Monies paid for fraudulently procured services or supplies may be recovered under limited circumstancesJanuary 20, 2011
Lincoln Gen. Ins. Co. v Alev Med. Supply, Inc., 2011 NY Slip Op 21012 )(App. Term 2d Dept. 2011)
In a case with major implications, the Appellate Term for the 9th and 10th Judicial Districts reached a key compromise behind the dicta found at the Appellate Term’s holding in Fair Price v. Travelers (a precluded defense based upon fraud and unjust enrichment may be recouped in a civil action) and one of the many holdings in Cornell Medical v. Mercury (counterclaims or civil actions for paid-out monies are not permitted when the defense to the paid-out monies has been precluded).
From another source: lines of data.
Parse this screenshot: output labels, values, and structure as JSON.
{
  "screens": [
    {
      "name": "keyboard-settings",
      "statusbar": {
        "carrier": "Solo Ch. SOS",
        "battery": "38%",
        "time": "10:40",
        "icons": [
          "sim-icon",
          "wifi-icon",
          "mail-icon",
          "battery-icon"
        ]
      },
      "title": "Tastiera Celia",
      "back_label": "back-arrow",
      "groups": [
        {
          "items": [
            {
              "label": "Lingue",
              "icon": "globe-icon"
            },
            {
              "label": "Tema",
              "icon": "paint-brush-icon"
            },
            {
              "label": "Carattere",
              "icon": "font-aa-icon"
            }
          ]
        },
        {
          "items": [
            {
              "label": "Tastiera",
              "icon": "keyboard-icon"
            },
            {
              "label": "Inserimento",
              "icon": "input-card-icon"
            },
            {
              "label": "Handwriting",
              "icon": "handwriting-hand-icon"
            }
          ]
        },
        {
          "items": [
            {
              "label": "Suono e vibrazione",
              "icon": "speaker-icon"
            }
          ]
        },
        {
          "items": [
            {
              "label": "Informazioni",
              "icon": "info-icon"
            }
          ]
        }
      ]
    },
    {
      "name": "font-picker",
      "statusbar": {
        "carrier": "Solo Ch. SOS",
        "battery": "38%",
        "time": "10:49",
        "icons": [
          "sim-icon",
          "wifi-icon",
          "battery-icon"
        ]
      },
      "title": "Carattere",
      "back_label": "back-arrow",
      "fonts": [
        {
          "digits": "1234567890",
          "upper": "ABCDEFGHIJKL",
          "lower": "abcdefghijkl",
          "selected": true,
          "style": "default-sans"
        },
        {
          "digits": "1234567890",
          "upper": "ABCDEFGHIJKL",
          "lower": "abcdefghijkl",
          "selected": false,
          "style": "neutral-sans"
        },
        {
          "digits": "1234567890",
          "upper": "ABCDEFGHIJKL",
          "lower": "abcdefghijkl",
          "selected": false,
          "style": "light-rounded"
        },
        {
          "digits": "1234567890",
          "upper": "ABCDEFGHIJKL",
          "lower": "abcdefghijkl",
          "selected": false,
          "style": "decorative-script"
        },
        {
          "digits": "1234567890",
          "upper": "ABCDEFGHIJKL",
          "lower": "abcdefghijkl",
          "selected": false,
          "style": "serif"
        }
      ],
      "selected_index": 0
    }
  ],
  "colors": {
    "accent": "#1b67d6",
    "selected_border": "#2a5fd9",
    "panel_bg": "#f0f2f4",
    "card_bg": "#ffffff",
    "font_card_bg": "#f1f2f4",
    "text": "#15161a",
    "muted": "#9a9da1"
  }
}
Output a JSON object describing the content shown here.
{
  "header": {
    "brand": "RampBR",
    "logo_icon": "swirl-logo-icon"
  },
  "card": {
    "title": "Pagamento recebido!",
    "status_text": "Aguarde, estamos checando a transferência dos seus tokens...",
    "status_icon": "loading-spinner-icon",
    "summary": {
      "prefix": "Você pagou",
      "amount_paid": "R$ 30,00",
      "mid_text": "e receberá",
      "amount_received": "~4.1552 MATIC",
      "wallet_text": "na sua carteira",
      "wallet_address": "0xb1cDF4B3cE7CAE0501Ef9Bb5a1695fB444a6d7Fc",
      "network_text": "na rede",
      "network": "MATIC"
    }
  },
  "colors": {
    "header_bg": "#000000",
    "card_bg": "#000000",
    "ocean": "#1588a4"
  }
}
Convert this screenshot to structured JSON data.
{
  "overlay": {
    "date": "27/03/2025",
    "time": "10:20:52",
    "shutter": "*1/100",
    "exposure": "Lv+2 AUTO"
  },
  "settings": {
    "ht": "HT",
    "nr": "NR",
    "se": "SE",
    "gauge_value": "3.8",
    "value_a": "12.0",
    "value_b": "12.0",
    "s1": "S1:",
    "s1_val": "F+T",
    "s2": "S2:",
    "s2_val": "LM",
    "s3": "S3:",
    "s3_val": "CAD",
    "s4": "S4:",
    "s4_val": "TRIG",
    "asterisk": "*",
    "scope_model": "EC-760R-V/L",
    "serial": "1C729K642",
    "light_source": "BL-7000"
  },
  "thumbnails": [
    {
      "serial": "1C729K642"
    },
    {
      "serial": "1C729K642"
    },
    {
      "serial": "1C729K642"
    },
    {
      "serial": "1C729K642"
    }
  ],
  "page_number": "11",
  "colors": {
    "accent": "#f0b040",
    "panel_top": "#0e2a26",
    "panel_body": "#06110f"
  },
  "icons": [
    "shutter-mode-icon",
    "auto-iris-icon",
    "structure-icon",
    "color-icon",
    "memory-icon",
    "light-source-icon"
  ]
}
Namely, a counterclaim or civil action is permitted where the payments to the alleged fraudulent claims are made within 30-days of receipt of the bills. To quote the court:
If an insurer is precluded from asserting a defense due to its failure to pay or deny a claim within the 30-day claim determination period, it may not later seek to recover amounts it paid on the claim based on a theory of unjust enrichment (see e.g. Cornell Med., P.C. v Mercury Cas. Co., 24 Misc 3d 58 [App Term, 2d, 11th & 13th Jud Dists 2009]). However, where, as here, an insurer timely pays a claim within the 30-day claim determination period, the insurer is not foreclosed from affirmatively commencing an action to recover the amounts paid on the claim when the insurer later discovers that the claim is fraudulent (see State Farm Mut. Auto Ins. Co. v Grafman, 655 F Supp 2d 212, 223-224 [ED NY 2009]; State Farm Mut. Auto Ins. Co. v James M. Liguori, M.D., P.C., 589 F Supp 2d 221 [ED NY 2008]; see also Carnegie Hill Orthopedic Servs. P.C. v GEICO Ins. Co., 19 Misc 3d 1111[A], 2008 NY Slip Op 50639[U] [Sup Ct, Nassau County 2008, Austin, J.]; Progressive Northeastern Ins. Co. v Advanced Diagnostic & Treatment Med., NYLJ, Aug. 2, 2001, at 18, col 2 [Sup Ct, NY County, Gammerman, J.]). The fact that the insurer chose to pay first-party no-fault benefits within the 30-day claim determination period, at a point when the insurer had no reason to deny the claim, “cannot in any sense be taken as a concession that the claim is legitimate”
This case has huge implications. I will leave it at that.